Other CPT Coding Changes
Other CPT coding changes affecting vascular surgeons for 2018 include the creation of four new codes for treatment of incompetent veins via transcatheter ablation using adhesive glue (CPT 36465 and 36466) and ultrasound-guided foam ablation (36482 and 36483).
For 2018, angiography of the extremities (75710 and 75716) will be better reimbursed while Sclerotherapy of single and multiple veins (codes 36470 and 36471) has been downgraded from 1.10 and 2.49 to 0.75 and 1.5 RVUs, respectively.

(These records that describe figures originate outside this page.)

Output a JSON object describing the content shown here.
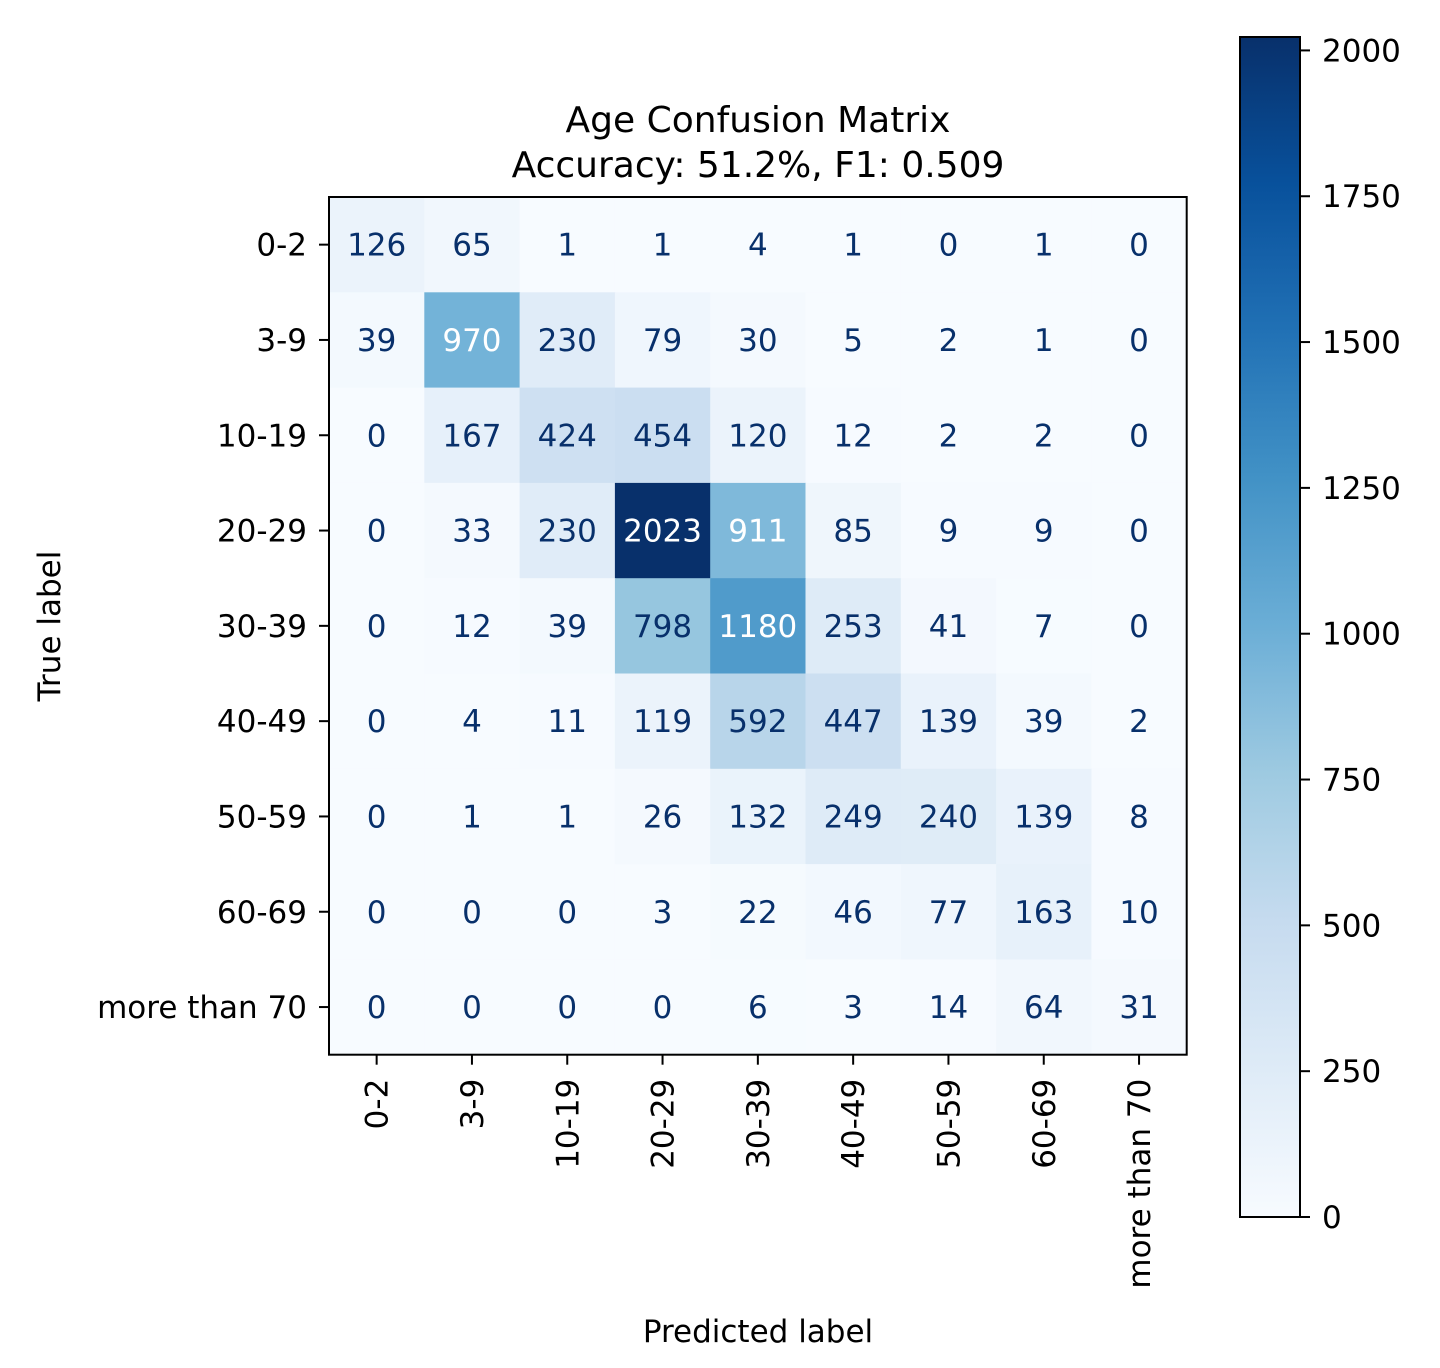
{
  "chart_data": {
    "type": "heatmap",
    "title": "Age Confusion Matrix",
    "subtitle": "Accuracy: 51.2%, F1: 0.509",
    "xlabel": "Predicted label",
    "ylabel": "True label",
    "labels": [
      "0-2",
      "3-9",
      "10-19",
      "20-29",
      "30-39",
      "40-49",
      "50-59",
      "60-69",
      "more than 70"
    ],
    "matrix": [
      [
        126,
        65,
        1,
        1,
        4,
        1,
        0,
        1,
        0
      ],
      [
        39,
        970,
        230,
        79,
        30,
        5,
        2,
        1,
        0
      ],
      [
        0,
        167,
        424,
        454,
        120,
        12,
        2,
        2,
        0
      ],
      [
        0,
        33,
        230,
        2023,
        911,
        85,
        9,
        9,
        0
      ],
      [
        0,
        12,
        39,
        798,
        1180,
        253,
        41,
        7,
        0
      ],
      [
        0,
        4,
        11,
        119,
        592,
        447,
        139,
        39,
        2
      ],
      [
        0,
        1,
        1,
        26,
        132,
        249,
        240,
        139,
        8
      ],
      [
        0,
        0,
        0,
        3,
        22,
        46,
        77,
        163,
        10
      ],
      [
        0,
        0,
        0,
        0,
        6,
        3,
        14,
        64,
        31
      ]
    ],
    "colormap": "Blues",
    "colorbar": {
      "range": [
        0,
        2023
      ],
      "ticks": [
        0,
        250,
        500,
        750,
        1000,
        1250,
        1500,
        1750,
        2000
      ]
    },
    "text_colors": {
      "dark": "#08306b",
      "light": "#ffffff"
    }
  }
}
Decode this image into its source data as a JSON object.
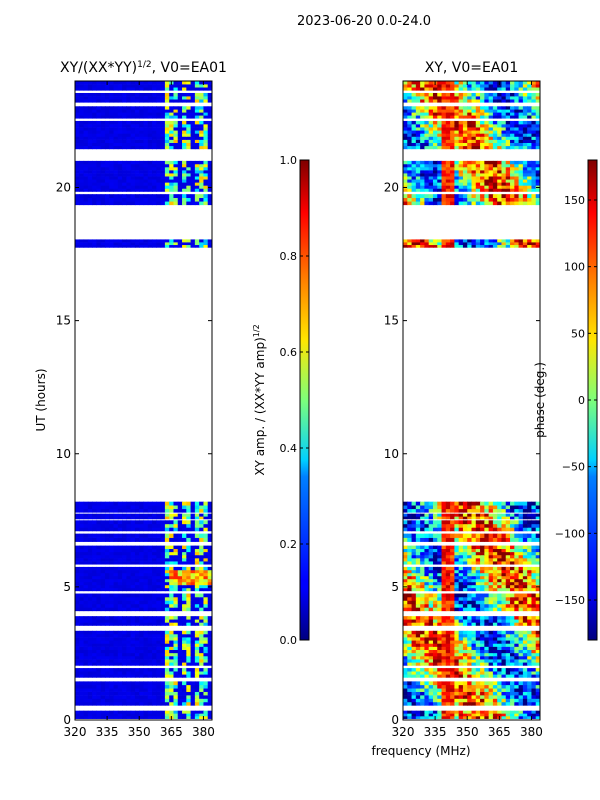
{
  "suptitle": "2023-06-20 0.0-24.0",
  "chart_data": [
    {
      "type": "heatmap",
      "title": "XY/(XX*YY)$^{1/2}$, V0=EA01",
      "title_main": "XY/(XX*YY)",
      "title_sup": "1/2",
      "title_tail": ", V0=EA01",
      "xlabel": "frequency (MHz)",
      "ylabel": "UT (hours)",
      "xlim": [
        320,
        384
      ],
      "ylim": [
        0,
        24
      ],
      "xticks": [
        320,
        335,
        350,
        365,
        380
      ],
      "yticks": [
        0,
        5,
        10,
        15,
        20
      ],
      "colorbar": {
        "label": "XY amp. / (XX*YY amp)$^{1/2}$",
        "label_main": "XY amp. / (XX*YY amp)",
        "label_sup": "1/2",
        "range": [
          0.0,
          1.0
        ],
        "ticks": [
          0.0,
          0.2,
          0.4,
          0.6,
          0.8,
          1.0
        ],
        "tick_labels": [
          "0.0",
          "0.2",
          "0.4",
          "0.6",
          "0.8",
          "1.0"
        ],
        "colormap": "jet"
      },
      "data_blocks_ut": [
        [
          0.05,
          0.35
        ],
        [
          0.55,
          1.45
        ],
        [
          1.6,
          1.95
        ],
        [
          2.05,
          3.35
        ],
        [
          3.55,
          3.9
        ],
        [
          4.1,
          4.75
        ],
        [
          4.85,
          5.75
        ],
        [
          5.85,
          6.55
        ],
        [
          6.7,
          7.0
        ],
        [
          7.1,
          7.5
        ],
        [
          7.55,
          7.75
        ],
        [
          7.8,
          8.2
        ],
        [
          17.75,
          18.05
        ],
        [
          19.35,
          19.75
        ],
        [
          19.85,
          21.0
        ],
        [
          21.45,
          22.5
        ],
        [
          22.6,
          23.05
        ],
        [
          23.2,
          23.55
        ],
        [
          23.65,
          24.0
        ]
      ],
      "mean_value": 0.1,
      "rfi_channels_mhz": [
        364,
        365.5,
        367,
        371,
        373,
        377,
        379.5,
        381
      ],
      "rfi_value": 0.55
    },
    {
      "type": "heatmap",
      "title": "XY, V0=EA01",
      "xlabel": "frequency (MHz)",
      "ylabel": "",
      "xlim": [
        320,
        384
      ],
      "ylim": [
        0,
        24
      ],
      "xticks": [
        320,
        335,
        350,
        365,
        380
      ],
      "yticks": [
        0,
        5,
        10,
        15,
        20
      ],
      "colorbar": {
        "label": "phase (deg.)",
        "range": [
          -180,
          180
        ],
        "ticks": [
          -150,
          -100,
          -50,
          0,
          50,
          100,
          150
        ],
        "tick_labels": [
          "−150",
          "−100",
          "−50",
          "0",
          "50",
          "100",
          "150"
        ],
        "colormap": "jet"
      },
      "data_blocks_ut": [
        [
          0.05,
          0.35
        ],
        [
          0.55,
          1.45
        ],
        [
          1.6,
          1.95
        ],
        [
          2.05,
          3.35
        ],
        [
          3.55,
          3.9
        ],
        [
          4.1,
          4.75
        ],
        [
          4.85,
          5.75
        ],
        [
          5.85,
          6.55
        ],
        [
          6.7,
          7.0
        ],
        [
          7.1,
          7.5
        ],
        [
          7.55,
          7.75
        ],
        [
          7.8,
          8.2
        ],
        [
          17.75,
          18.05
        ],
        [
          19.35,
          19.75
        ],
        [
          19.85,
          21.0
        ],
        [
          21.45,
          22.5
        ],
        [
          22.6,
          23.05
        ],
        [
          23.2,
          23.55
        ],
        [
          23.65,
          24.0
        ]
      ],
      "value_unit": "deg"
    }
  ],
  "shared_xlabel": "frequency (MHz)",
  "colors": {
    "text": "#000000",
    "axis": "#000000",
    "background": "#ffffff"
  }
}
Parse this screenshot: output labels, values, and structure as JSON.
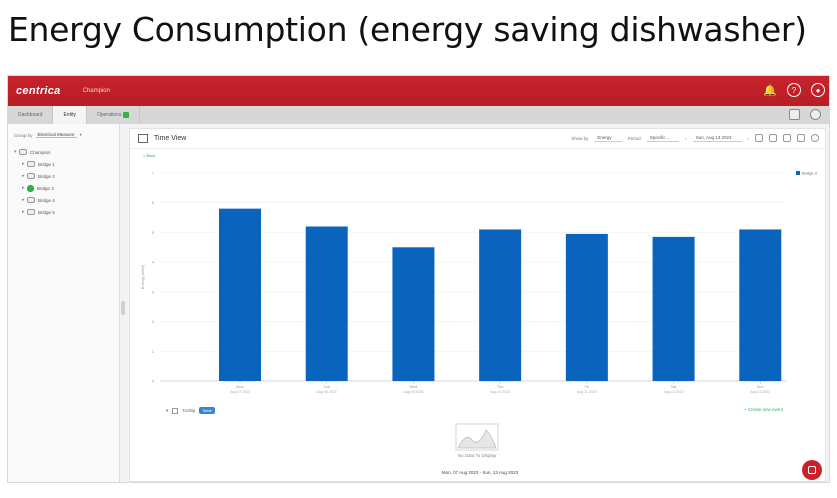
{
  "slide": {
    "title": "Energy Consumption (energy saving dishwasher)"
  },
  "app": {
    "logo": "centrica",
    "app_name": "Champion",
    "topbar_icons": [
      "bell-icon",
      "help-icon",
      "user-icon"
    ],
    "accent_color": "#c8232c"
  },
  "tabs": [
    {
      "label": "Dashboard",
      "active": false
    },
    {
      "label": "Entity",
      "active": true
    },
    {
      "label": "Operations",
      "active": false,
      "badge_color": "#35b24a"
    }
  ],
  "sidebar": {
    "group_by_label": "Group by",
    "group_by_value": "Electrical Measure",
    "root": "Champion",
    "items": [
      "Bridge 1",
      "Bridge 2",
      "Bridge 3",
      "Bridge 4",
      "Bridge 5"
    ],
    "selected_index": 2
  },
  "panel": {
    "title": "Time View",
    "show_by_label": "Show by",
    "show_by_value": "Energy",
    "period_label": "Period",
    "period_value": "Specific...",
    "date_value": "Sun, Aug 13 2023",
    "back_link": "< Back",
    "toggle_label": "Tooltip",
    "toggle_pill": "Table",
    "create_link": "Create new event",
    "no_data": "No Data To Display",
    "range": "Mon, 07 Aug 2023 - Sun, 13 Aug 2023"
  },
  "chart_data": {
    "type": "bar",
    "categories": [
      "Mon",
      "Tue",
      "Wed",
      "Thu",
      "Fri",
      "Sat",
      "Sun"
    ],
    "sub_labels": [
      "Aug 07 2023",
      "Aug 08 2023",
      "Aug 09 2023",
      "Aug 10 2023",
      "Aug 11 2023",
      "Aug 12 2023",
      "Aug 13 2023"
    ],
    "series": [
      {
        "name": "Bridge 3",
        "values": [
          5.8,
          5.2,
          4.5,
          5.1,
          4.95,
          4.85,
          5.1
        ],
        "color": "#0a64be"
      }
    ],
    "ylabel": "Energy (kWh)",
    "ylim": [
      0,
      7
    ],
    "yticks": [
      0,
      1,
      2,
      3,
      4,
      5,
      6,
      7
    ],
    "grid": true,
    "legend": "top-right"
  }
}
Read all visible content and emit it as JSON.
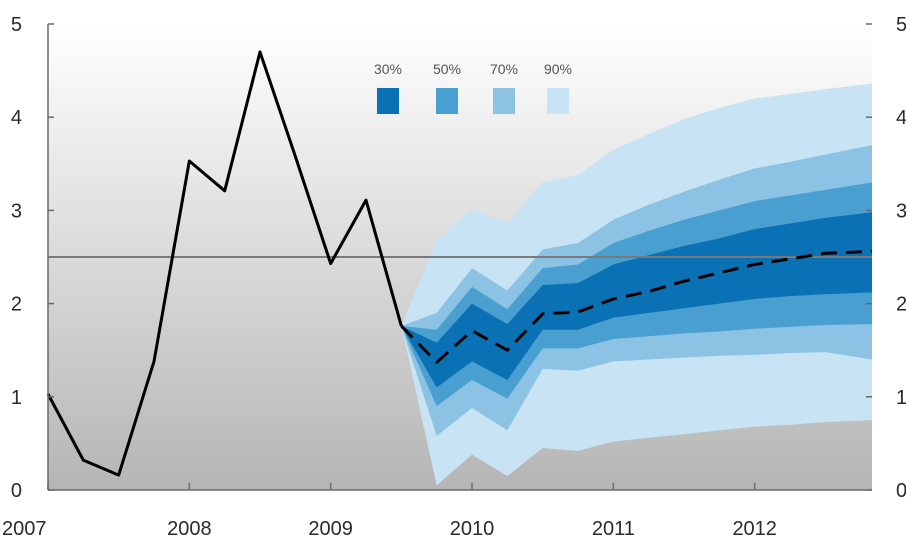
{
  "chart_data": {
    "type": "area",
    "ylim": [
      0,
      5
    ],
    "xlim": [
      2007,
      2012.83
    ],
    "x_tick_labels": [
      "2007",
      "2008",
      "2009",
      "2010",
      "2011",
      "2012"
    ],
    "y_tick_labels_left": [
      "0",
      "1",
      "2",
      "3",
      "4",
      "5"
    ],
    "y_tick_labels_right": [
      "0",
      "1",
      "2",
      "3",
      "4",
      "5"
    ],
    "reference_line": 2.5,
    "grid": false,
    "legend_position": "top-center",
    "legend": [
      {
        "label": "30%",
        "color": "#0a72b4"
      },
      {
        "label": "50%",
        "color": "#4a9fd1"
      },
      {
        "label": "70%",
        "color": "#8cc3e4"
      },
      {
        "label": "90%",
        "color": "#c8e3f3"
      }
    ],
    "history": {
      "x": [
        2007.0,
        2007.25,
        2007.5,
        2007.75,
        2008.0,
        2008.25,
        2008.5,
        2008.75,
        2009.0,
        2009.25,
        2009.5
      ],
      "y": [
        1.03,
        0.32,
        0.16,
        1.38,
        3.53,
        3.21,
        4.7,
        3.58,
        2.43,
        3.11,
        1.76
      ]
    },
    "projection": {
      "x": [
        2009.5,
        2009.75,
        2010.0,
        2010.25,
        2010.5,
        2010.75,
        2011.0,
        2011.25,
        2011.5,
        2011.75,
        2012.0,
        2012.25,
        2012.5,
        2012.83
      ],
      "median": [
        1.76,
        1.37,
        1.71,
        1.5,
        1.89,
        1.91,
        2.05,
        2.13,
        2.24,
        2.33,
        2.42,
        2.48,
        2.54,
        2.56
      ],
      "band_30_lower": [
        1.76,
        1.1,
        1.38,
        1.18,
        1.72,
        1.72,
        1.85,
        1.9,
        1.95,
        2.0,
        2.05,
        2.08,
        2.1,
        2.12
      ],
      "band_30_upper": [
        1.76,
        1.58,
        2.0,
        1.78,
        2.2,
        2.22,
        2.42,
        2.52,
        2.62,
        2.7,
        2.8,
        2.86,
        2.92,
        2.98
      ],
      "band_50_lower": [
        1.76,
        0.9,
        1.18,
        0.98,
        1.52,
        1.52,
        1.62,
        1.65,
        1.68,
        1.7,
        1.73,
        1.75,
        1.77,
        1.78
      ],
      "band_50_upper": [
        1.76,
        1.72,
        2.18,
        1.94,
        2.38,
        2.42,
        2.65,
        2.78,
        2.9,
        3.0,
        3.1,
        3.16,
        3.22,
        3.3
      ],
      "band_70_lower": [
        1.76,
        0.58,
        0.88,
        0.64,
        1.3,
        1.28,
        1.38,
        1.4,
        1.42,
        1.44,
        1.45,
        1.47,
        1.48,
        1.4
      ],
      "band_70_upper": [
        1.76,
        1.9,
        2.38,
        2.14,
        2.58,
        2.65,
        2.9,
        3.06,
        3.2,
        3.33,
        3.45,
        3.52,
        3.6,
        3.7
      ],
      "band_90_lower": [
        1.76,
        0.05,
        0.38,
        0.15,
        0.45,
        0.42,
        0.52,
        0.56,
        0.6,
        0.64,
        0.68,
        0.7,
        0.73,
        0.75
      ],
      "band_90_upper": [
        1.76,
        2.68,
        3.02,
        2.86,
        3.3,
        3.38,
        3.65,
        3.82,
        3.98,
        4.1,
        4.2,
        4.25,
        4.3,
        4.36
      ]
    }
  }
}
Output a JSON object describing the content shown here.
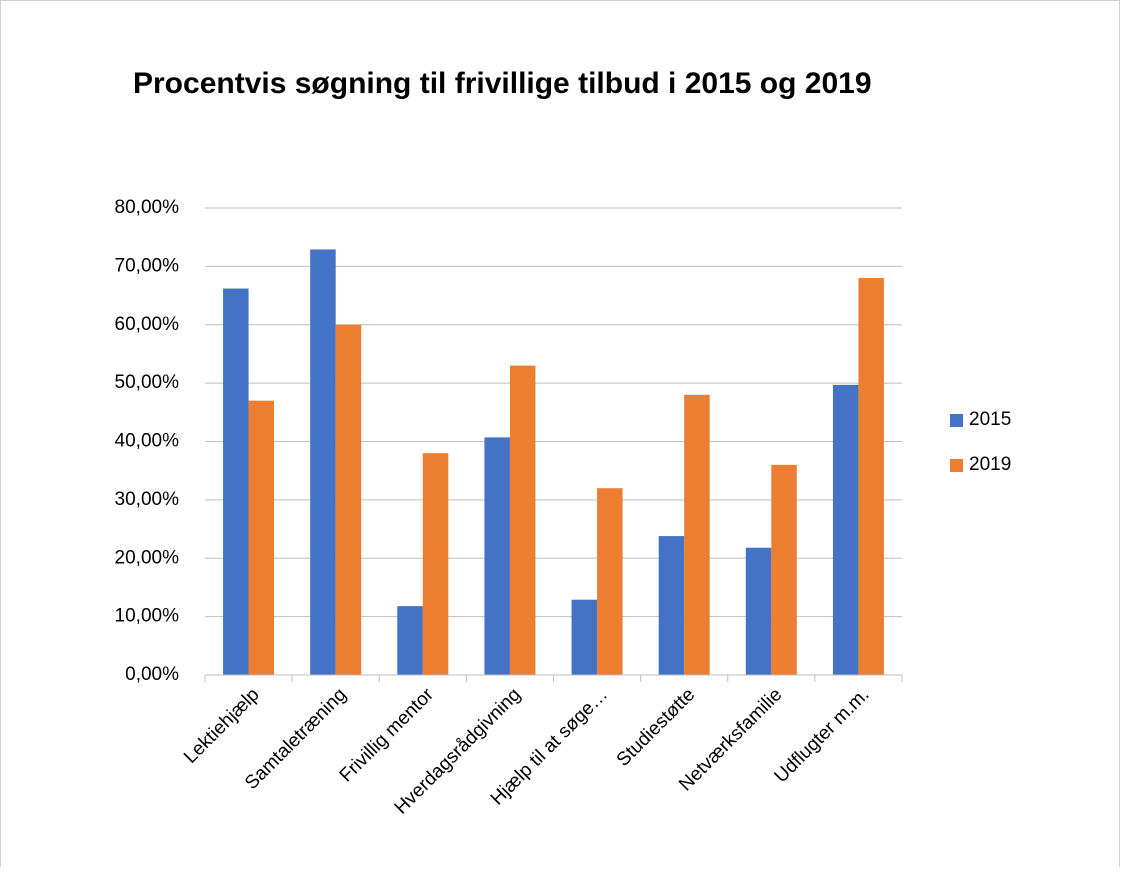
{
  "chart_data": {
    "type": "bar",
    "title": "Procentvis søgning til frivillige tilbud i 2015 og 2019",
    "categories": [
      "Lektiehjælp",
      "Samtaletræning",
      "Frivillig mentor",
      "Hverdagsrådgivning",
      "Hjælp til at søge…",
      "Studiestøtte",
      "Netværksfamilie",
      "Udflugter m.m."
    ],
    "series": [
      {
        "name": "2015",
        "color": "#4472c4",
        "values": [
          66.2,
          72.9,
          11.8,
          40.7,
          12.9,
          23.8,
          21.8,
          49.7
        ]
      },
      {
        "name": "2019",
        "color": "#ed7d31",
        "values": [
          47,
          60,
          38,
          53,
          32,
          48,
          36,
          68
        ]
      }
    ],
    "ylim": [
      0,
      80
    ],
    "yticks": [
      {
        "value": 0,
        "label": "0,00%"
      },
      {
        "value": 10,
        "label": "10,00%"
      },
      {
        "value": 20,
        "label": "20,00%"
      },
      {
        "value": 30,
        "label": "30,00%"
      },
      {
        "value": 40,
        "label": "40,00%"
      },
      {
        "value": 50,
        "label": "50,00%"
      },
      {
        "value": 60,
        "label": "60,00%"
      },
      {
        "value": 70,
        "label": "70,00%"
      },
      {
        "value": 80,
        "label": "80,00%"
      }
    ],
    "grid": true,
    "legend": "right"
  }
}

Creating a Complete Radiology Report
The golden rule of medical coding is that “if something is not documented then it was not done.” Therefore, the American College of Radiology (ACR) practice guideline states that a complete radiology report is mandatory to support proper code assignment and optimal reimbursement. The following elements, at the very least, are a must in the radiology report:
- Patient name
- Referring physician name
- Date and time of study
- Patient history
- Reason for the study
According to the ACR practice guideline, the radiology report “should address or answer any specific clinical questions. If there are factors that prevent answering of the clinical question, this should be stated explicitly.” The guideline also recommends documenting the date of the report’s dictation and date and time of transcription, in addition to the radiologist’s signature.
Radiology Billing and Coding Solutions
The intricacies and nuances of coding can make or break the success of your claims. Coding isn’t for the lighthearted or the inexperienced. The right coding has the power to reduce denials and exponentially increase successful claims. Accurate coding means accurate charges for every patient treatment, consultation, and medication. On the other hand, sluggish, inaccurate coding can back up revenue in a traffic jam of denials. You can prevent these costly mistakes by knowing all coding updates as well as the specific challenges faced in your practice or hospital. Having a complete radiology report can help ensure you and your team are using the right codes. Coding precision and accuracy results in maximum revenue for any healthcare organization.